—«Tu peux me rendre service, Alexis,» dit-il. «Mais agis discrètement, car tu me ferais perdre ma place. Si tu te montres malin, je réponds de t'obtenir une position chez le prince. Une aubaine pour toi, puisque tu cherches du travail.
—«J'acceptai, comme bien vous pensez, madame,» continua le jeune garçon. «Alors il m'expliqua que le prince ne prenait pas le train. Lui seul, premier valet de chambre, partait, et devait l'attendre à Liége avec le bagage personnel. Omiroff, profitant de ce que tout le monde, et même sa maison, le croyait en route, courrait à un rendez-vous dans une maison de campagne voisine de Paris. On ne m'a pas dit «un rendez-vous d'amour», madame, ajouta le narrateur, croyant discerner l'émoi de la jalousie sur le visage troublé de Flaviana.
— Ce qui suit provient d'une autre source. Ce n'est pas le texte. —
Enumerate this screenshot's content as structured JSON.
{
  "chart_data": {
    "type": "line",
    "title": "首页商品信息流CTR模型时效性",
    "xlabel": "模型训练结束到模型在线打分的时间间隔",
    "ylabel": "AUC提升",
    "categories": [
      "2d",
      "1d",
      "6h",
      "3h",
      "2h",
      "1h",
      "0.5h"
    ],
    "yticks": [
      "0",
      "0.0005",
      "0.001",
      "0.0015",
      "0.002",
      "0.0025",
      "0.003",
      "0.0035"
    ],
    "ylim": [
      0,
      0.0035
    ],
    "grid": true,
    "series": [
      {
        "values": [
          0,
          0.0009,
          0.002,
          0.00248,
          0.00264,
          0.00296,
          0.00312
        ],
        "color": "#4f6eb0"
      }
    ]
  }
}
—Serait-ce?...» balbutia-t-elle inconsciemment. Et elle pensait: «Une démarche tellement secrète!... S'agirait-il de l'enfant qu'il a enlevé... Oh!... mais, c'est probable... mon Dieu!» Tout haut, la danseuse s'écria:—«Et vous savez, vous, où s'est rendu le prince? C'est là que vous me conduisez?... Nous y allons?...
—Je l'espère.
—Vous n'en êtes pas sûr?...
—Madame, ai-je eu tort?...
—Non... non!... Sur la moindre probabilité je serais partie... Ah!...»
Son regard, tendu en avant, dévorait l'espace. Elle n'écoutait plus que distraitement l'explication, d'ailleurs embrouillée, du Petit-Russien. Le valet de chambre du prince, informé au dernier moment, et à la gare même, qu'il devait se mettre en voyage sans son maître, n'aurait pas été fâché de faire prévenir un autre domestique, resté à l'avenue de Messine, et avec lequel il était particulièrement lié. La chose était d'importance pour les deux compères. Alexis s'était chargé de la commission.
Cet imbroglio d'antichambre ne parvenait même pas au cerveau, plein de pensées frémissantes, de Flaviana. Sous l'influence de son obsédante anxiété, elle demanda:
—«Mais, cette campagne?... Qu'en savait-on?... Vous a-t-on dit?... Et qu'y venez-vous faire?»